本社機能の一部を開発・製造拠点が集中する富山県黒部市に移転する。同時に、電力を極力使わないパッシブな暮らしを提案する街の開発を進める。

𠮷田 忠裕(よしだ・ただひろ)
1947年富山県魚津市生まれ。69年慶応義塾大学法学部卒業、72年ノースウエスタン大学経営学修士課程修了(MBA取得)、吉田工業(現YKK)入社。93年に社長に就任後、94年に社名をYKKに変更。2011年から現職
写真/江田 健一

――本社機能の移転が注目を集めています。新本社ビル「YKK80ビル」(東京・秋葉原)に社員が入居しきれなかったことが直接のきっかけだそうですね。

𠮷田 忠裕氏(以下、敬称略) 北陸新幹線の開通によって非常に短時間で東京から、開発・製造拠点である黒部市にお客さんをお連れすることができるようになり、なるべく来ていただこうという気持ちが強くなりました。加えて石井隆一・富山県知事から、せっかく新幹線の駅(黒部宇奈月温泉駅)ができるのだから学校や研究所のようなものを造ってくれないかと頼まれました。それを受けて、2016年4月に開設したのがYKK AP R&Dセンターです。

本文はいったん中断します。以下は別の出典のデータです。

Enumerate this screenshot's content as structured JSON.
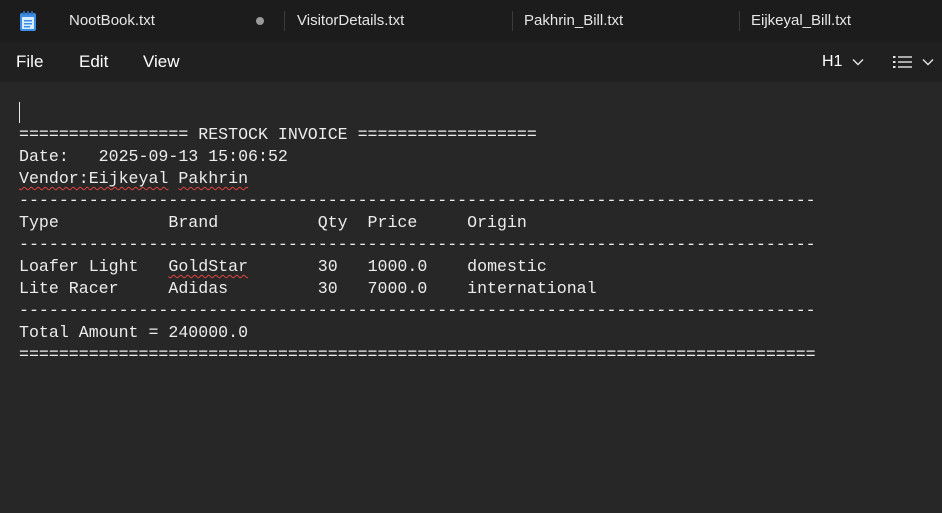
{
  "tabs": [
    {
      "label": "NootBook.txt",
      "unsaved": true
    },
    {
      "label": "VisitorDetails.txt"
    },
    {
      "label": "Pakhrin_Bill.txt"
    },
    {
      "label": "Eijkeyal_Bill.txt"
    }
  ],
  "menu": {
    "file": "File",
    "edit": "Edit",
    "view": "View"
  },
  "format": {
    "heading": "H1"
  },
  "document": {
    "header_rule": "================= RESTOCK INVOICE ==================",
    "date_label": "Date:   ",
    "date_value": "2025-09-13 15:06:52",
    "vendor_label": "Vendor:",
    "vendor_first": "Eijkeyal",
    "vendor_last": "Pakhrin",
    "dash_rule": "--------------------------------------------------------------------------------",
    "columns": {
      "type": "Type           ",
      "brand": "Brand          ",
      "qty": "Qty  ",
      "price": "Price     ",
      "origin": "Origin"
    },
    "rows": [
      {
        "type": "Loafer Light   ",
        "brand": "GoldStar",
        "brand_pad": "       ",
        "qty": "30   ",
        "price": "1000.0    ",
        "origin": "domestic"
      },
      {
        "type": "Lite Racer     ",
        "brand": "Adidas",
        "brand_pad": "         ",
        "qty": "30   ",
        "price": "7000.0    ",
        "origin": "international"
      }
    ],
    "total": "Total Amount = 240000.0",
    "footer_rule": "================================================================================"
  }
}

 一方、2015年6月に東京の新本社ができて問題だったのは、キャパシティが700人ぐらいしかなかったことです。その時点で本社周辺には1500人ぐらいいました。とても入りきらないので、それならなるべく多く黒部に来たらいいのではないかと。人事異動などで細かい人数は刻々と変わるのですが、YKKとYKK AP合わせて230人と言っています。

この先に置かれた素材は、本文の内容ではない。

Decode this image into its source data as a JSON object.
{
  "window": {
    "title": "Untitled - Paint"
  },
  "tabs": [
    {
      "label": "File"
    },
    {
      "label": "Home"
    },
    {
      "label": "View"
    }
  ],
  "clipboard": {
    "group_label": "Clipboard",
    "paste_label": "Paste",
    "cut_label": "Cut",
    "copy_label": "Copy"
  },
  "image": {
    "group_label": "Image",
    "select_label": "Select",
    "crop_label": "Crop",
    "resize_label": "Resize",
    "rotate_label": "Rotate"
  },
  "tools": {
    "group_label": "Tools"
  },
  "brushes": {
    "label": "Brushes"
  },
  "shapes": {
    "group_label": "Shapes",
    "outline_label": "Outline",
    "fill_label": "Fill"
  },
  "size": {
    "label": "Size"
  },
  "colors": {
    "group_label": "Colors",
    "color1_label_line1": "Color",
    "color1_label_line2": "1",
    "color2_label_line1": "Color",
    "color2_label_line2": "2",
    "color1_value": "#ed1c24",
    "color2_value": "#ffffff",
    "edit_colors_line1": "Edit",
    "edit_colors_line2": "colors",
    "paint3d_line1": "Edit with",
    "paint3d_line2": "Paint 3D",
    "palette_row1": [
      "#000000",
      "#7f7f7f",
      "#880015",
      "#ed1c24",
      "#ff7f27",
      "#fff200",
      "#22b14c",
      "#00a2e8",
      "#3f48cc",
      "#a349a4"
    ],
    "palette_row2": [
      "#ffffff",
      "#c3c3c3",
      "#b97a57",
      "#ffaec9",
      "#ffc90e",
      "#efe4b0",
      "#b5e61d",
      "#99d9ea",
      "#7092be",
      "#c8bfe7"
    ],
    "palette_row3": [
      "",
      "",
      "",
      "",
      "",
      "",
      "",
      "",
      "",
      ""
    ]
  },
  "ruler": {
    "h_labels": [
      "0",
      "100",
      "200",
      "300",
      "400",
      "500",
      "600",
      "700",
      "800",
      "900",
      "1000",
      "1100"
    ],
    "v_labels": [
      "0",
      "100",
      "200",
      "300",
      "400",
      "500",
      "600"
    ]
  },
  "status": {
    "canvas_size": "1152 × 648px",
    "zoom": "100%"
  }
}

――新幹線で50分のところに軽井沢のアウトレットがあり、30分で金沢にも行ける。黒部での生活の便利さをアピールしています。

東京都千代田区に本社を置く一方で、富山県黒部市に開発型製造拠点を集中させ、本社機能の一部を移転する。写真左は東京本社の「YKK80ビル」、右は2016年3月に開設したYKK APRのR&Dセンター

𠮷田 機会がある度にその話をしています。私の原体験の中に地方に本社がある企業の良いイメージがあります。私は米国に住んでいたこともあるし、海外の企業を訪問する機会も多いです。それなりに名のあるメーカーはニューヨークのど真ん中に本社があるわけではなく、事業の発祥の地であったり、開発の中心になる拠点を大事にしています。そうすると、地方なんです。

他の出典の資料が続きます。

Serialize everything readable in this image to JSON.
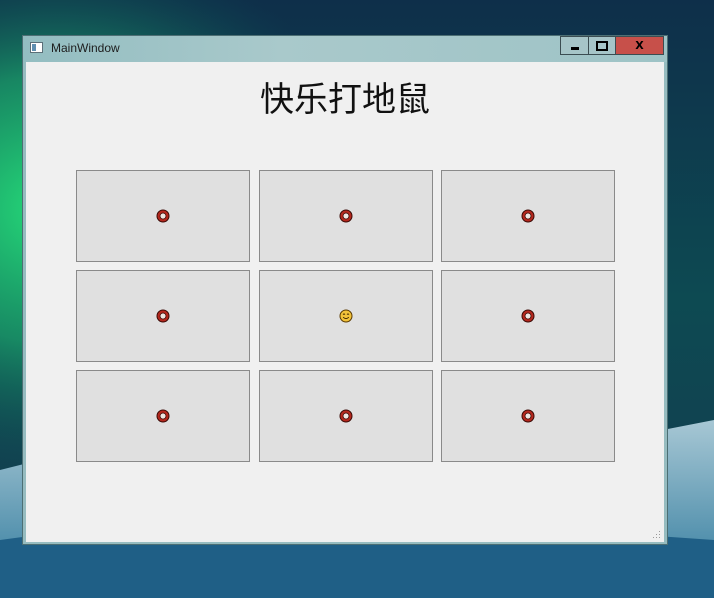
{
  "window": {
    "title": "MainWindow",
    "controls": {
      "minimize": "",
      "maximize": "",
      "close": "X"
    }
  },
  "game": {
    "heading": "快乐打地鼠",
    "holes": [
      {
        "state": "empty",
        "icon": "ring-icon"
      },
      {
        "state": "empty",
        "icon": "ring-icon"
      },
      {
        "state": "empty",
        "icon": "ring-icon"
      },
      {
        "state": "empty",
        "icon": "ring-icon"
      },
      {
        "state": "mole",
        "icon": "smiley-mole-icon"
      },
      {
        "state": "empty",
        "icon": "ring-icon"
      },
      {
        "state": "empty",
        "icon": "ring-icon"
      },
      {
        "state": "empty",
        "icon": "ring-icon"
      },
      {
        "state": "empty",
        "icon": "ring-icon"
      }
    ]
  },
  "colors": {
    "client_bg": "#f0f0f0",
    "hole_bg": "#e0e0e0",
    "ring_outer": "#b5281e",
    "mole_face": "#f2c23a",
    "close_button": "#c7504a"
  }
}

 米国で学生をしていた時に夏休みにデュポンで働いたこともありますが、デラウェア州のウィルミントンにある本社を見てすごいなと思いました。最近では、ワールド・マーケティング・サミット・ジャパンのスポンサーを一緒にしているネスレもスイスの山の中に本社を構えています。首都のど真ん中に本社が集まっているのは日本ぐらいでしょう。本社機能の地方移転は本当はできるはずだと思っています。特にファスナー事業のYKKは世界71カ国で展開しているので、本社の場所にそれほどこだわる必要がありません。むしろ黒部にある開発型工場に来てもらう方がいいと考えています。

――仕事の面から見て地方で働く良さは何ですか。

𠮷田 開発者を例にすると、じっくりと開発するために集中できる環境が必要です。その一方で、開発には情報も必要になります。今ならばインターネットもあるし、新幹線でさっと行って人に会うのもいいでしょう。自分が動きやすい環境が一番いいのです。